By doing this, she thinks that the students will become more involved in recycling. She also says that the Sustainable Life Club, “did help out in the changing of the lids on the recycling bins into a single stream and are hoping that that will be easier on all the community members to remember to separate trash from recyclables.”
The dining hall, the largest waste producer on campus, produces about 175 pounds of waste a day, most of which is food that could be composted. Mr. Martin has stated about that the dining hall “would be open to composting our food waste.” The main problem for the dining hall, though, is the expense of a composting system. According to Mr. Tannatt, “moving to a composting program for the dining hall has some budget implications and would require significant changes in our habits, but this could make a major change in the amount of trash generated.”
Mrs. Lucia advocates that the cost of instituting a compost policy could be cost-effective over time because the dining hall would not have to put the food scraps into the garbage disposal in the sink or into the trash bin outside, reducing our waste bill, the cost of our energy and our water payments. She argues that “what we need is all the members of the community willing to separate trash from the compostable items in the dining hall before they place their dishes on the conveyer belt.” By involving the students, she says, the school might find enough funds to put it into action.
The dining hall produces about 175 pounds of waste a day, most of which is food that could be composted.

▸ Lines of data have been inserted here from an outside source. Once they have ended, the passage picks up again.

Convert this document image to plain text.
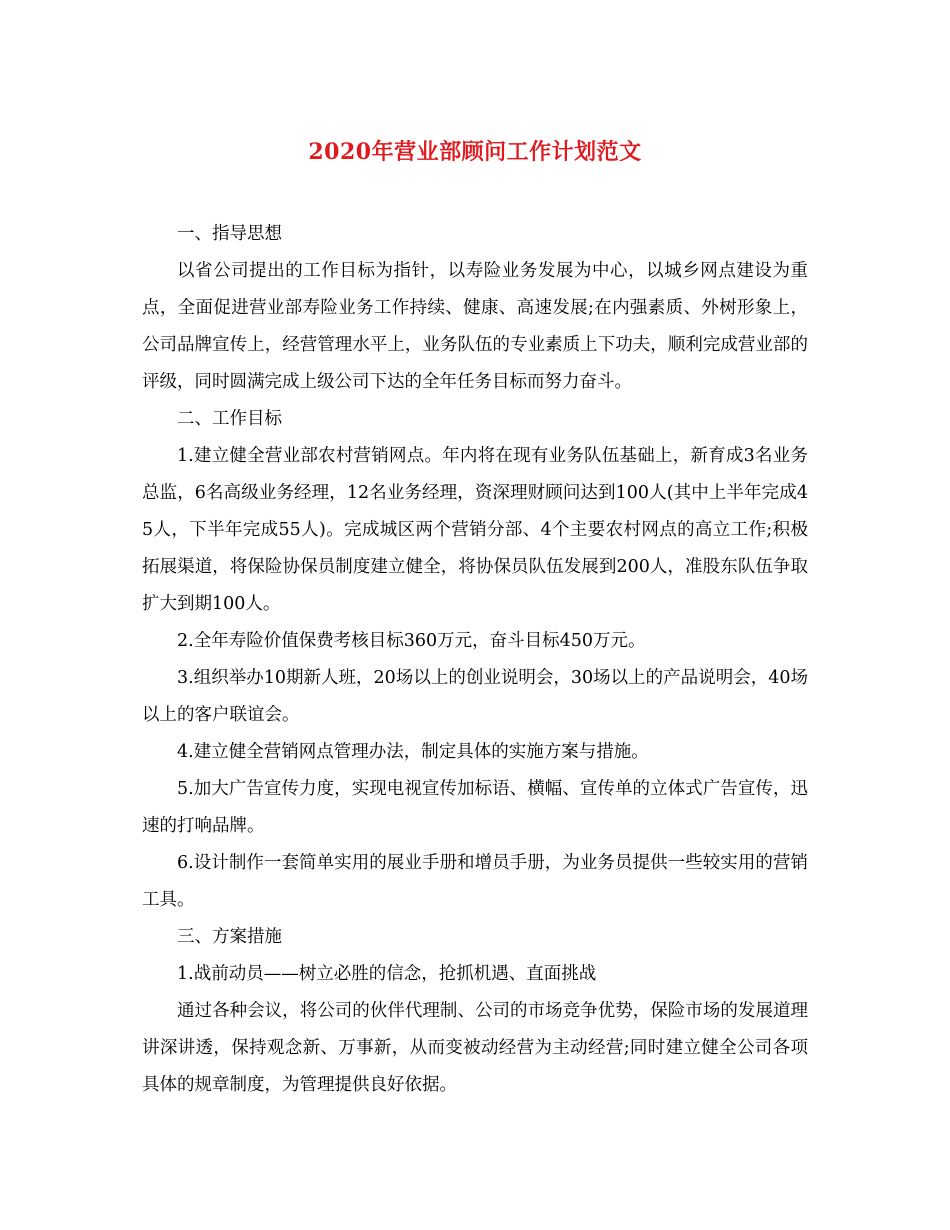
2020年营业部顾问工作计划范文

一、指导思想

以省公司提出的工作目标为指针，以寿险业务发展为中心，以城乡网点建设为重点，全面促进营业部寿险业务工作持续、健康、高速发展;在内强素质、外树形象上，公司品牌宣传上，经营管理水平上，业务队伍的专业素质上下功夫，顺利完成营业部的评级，同时圆满完成上级公司下达的全年任务目标而努力奋斗。

二、工作目标

1.建立健全营业部农村营销网点。年内将在现有业务队伍基础上，新育成3名业务总监，6名高级业务经理，12名业务经理，资深理财顾问达到100人(其中上半年完成45人，下半年完成55人)。完成城区两个营销分部、4个主要农村网点的高立工作;积极拓展渠道，将保险协保员制度建立健全，将协保员队伍发展到200人，准股东队伍争取扩大到期100人。

2.全年寿险价值保费考核目标360万元，奋斗目标450万元。

3.组织举办10期新人班，20场以上的创业说明会，30场以上的产品说明会，40场以上的客户联谊会。

4.建立健全营销网点管理办法，制定具体的实施方案与措施。

5.加大广告宣传力度，实现电视宣传加标语、横幅、宣传单的立体式广告宣传，迅速的打响品牌。

6.设计制作一套简单实用的展业手册和增员手册，为业务员提供一些较实用的营销工具。

三、方案措施

1.战前动员——树立必胜的信念，抢抓机遇、直面挑战

通过各种会议，将公司的伙伴代理制、公司的市场竞争优势，保险市场的发展道理讲深讲透，保持观念新、万事新，从而变被动经营为主动经营;同时建立健全公司各项具体的规章制度，为管理提供良好依据。
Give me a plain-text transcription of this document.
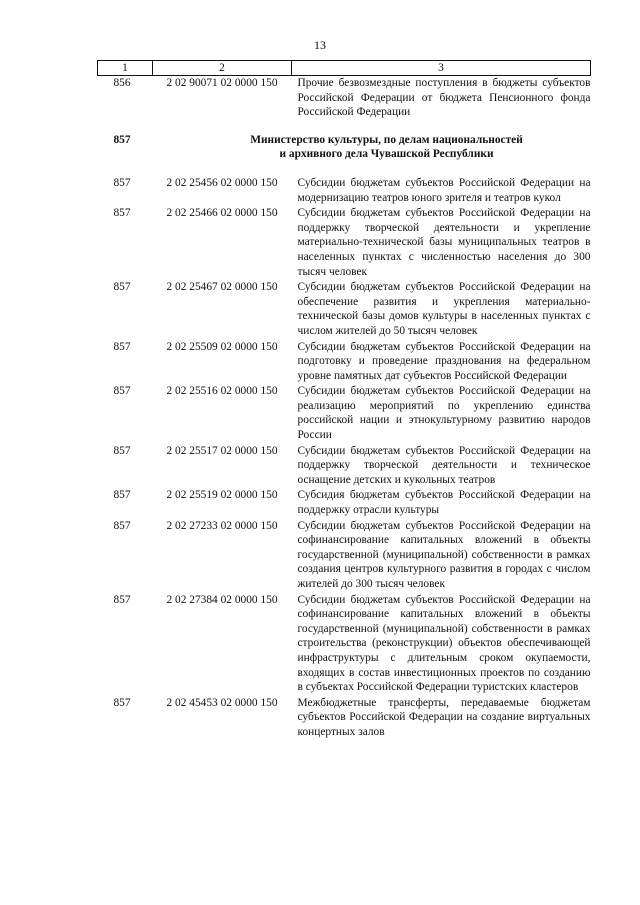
13
1	2	3
856	2 02 90071 02 0000 150	Прочие безвозмездные поступления в бюджеты субъектов Российской Федерации от бюджета Пенсионного фонда Российской Федерации
857	Министерство культуры, по делам национальностей
и архивного дела Чувашской Республики	

857	2 02 25456 02 0000 150	Субсидии бюджетам субъектов Российской Федерации на модернизацию театров юного зрителя и театров кукол
857	2 02 25466 02 0000 150	Субсидии бюджетам субъектов Российской Федерации на поддержку творческой деятельности и укрепление материально-технической базы муниципальных театров в населенных пунктах с численностью населения до 300 тысяч человек
857	2 02 25467 02 0000 150	Субсидии бюджетам субъектов Российской Федерации на обеспечение развития и укрепления материально-технической базы домов культуры в населенных пунктах с числом жителей до 50 тысяч человек
857	2 02 25509 02 0000 150	Субсидии бюджетам субъектов Российской Федерации на подготовку и проведение празднования на федеральном уровне памятных дат субъектов Российской Федерации
857	2 02 25516 02 0000 150	Субсидии бюджетам субъектов Российской Федерации на реализацию мероприятий по укреплению единства российской нации и этнокультурному развитию народов России
857	2 02 25517 02 0000 150	Субсидии бюджетам субъектов Российской Федерации на поддержку творческой деятельности и техническое оснащение детских и кукольных театров
857	2 02 25519 02 0000 150	Субсидия бюджетам субъектов Российской Федерации на поддержку отрасли культуры
857	2 02 27233 02 0000 150	Субсидии бюджетам субъектов Российской Федерации на софинансирование капитальных вложений в объекты государственной (муниципальной) собственности в рамках создания центров культурного развития в городах с числом жителей до 300 тысяч человек
857	2 02 27384 02 0000 150	Субсидии бюджетам субъектов Российской Федерации на софинансирование капитальных вложений в объекты государственной (муниципальной) собственности в рамках строительства (реконструкции) объектов обеспечивающей инфраструктуры с длительным сроком окупаемости, входящих в состав инвестиционных проектов по созданию в субъектах Российской Федерации туристских кластеров
857	2 02 45453 02 0000 150	Межбюджетные трансферты, передаваемые бюджетам субъектов Российской Федерации на создание виртуальных концертных залов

Mrs. Lucia says that “it seems that composting is a possibility and could be accomplished in the near future, if students were to express enough interest.”
Donating things that one no longer needs, such as old clothes, rather than throwing them out is a great way to help prevent the expansion of wastelands. At the end of the year, the Sustainable Life Club is planning on setting up boxes in every dorm that will go to goodwill. By doing this, students can donate their unneeded belongings rather than throw them out and create more mass in the landfills.
“Residents, faculty, staff, and students all need to be more attentive to recycling,” Mr. Tannatt pronounces. If we can achieve a community that tries to reduce, reuse and recycle, then we can help preserve nature in its most organic form. Every time you recycle a bottle, or compost a piece of leftover food, you are helping preserve the human race for generations to come.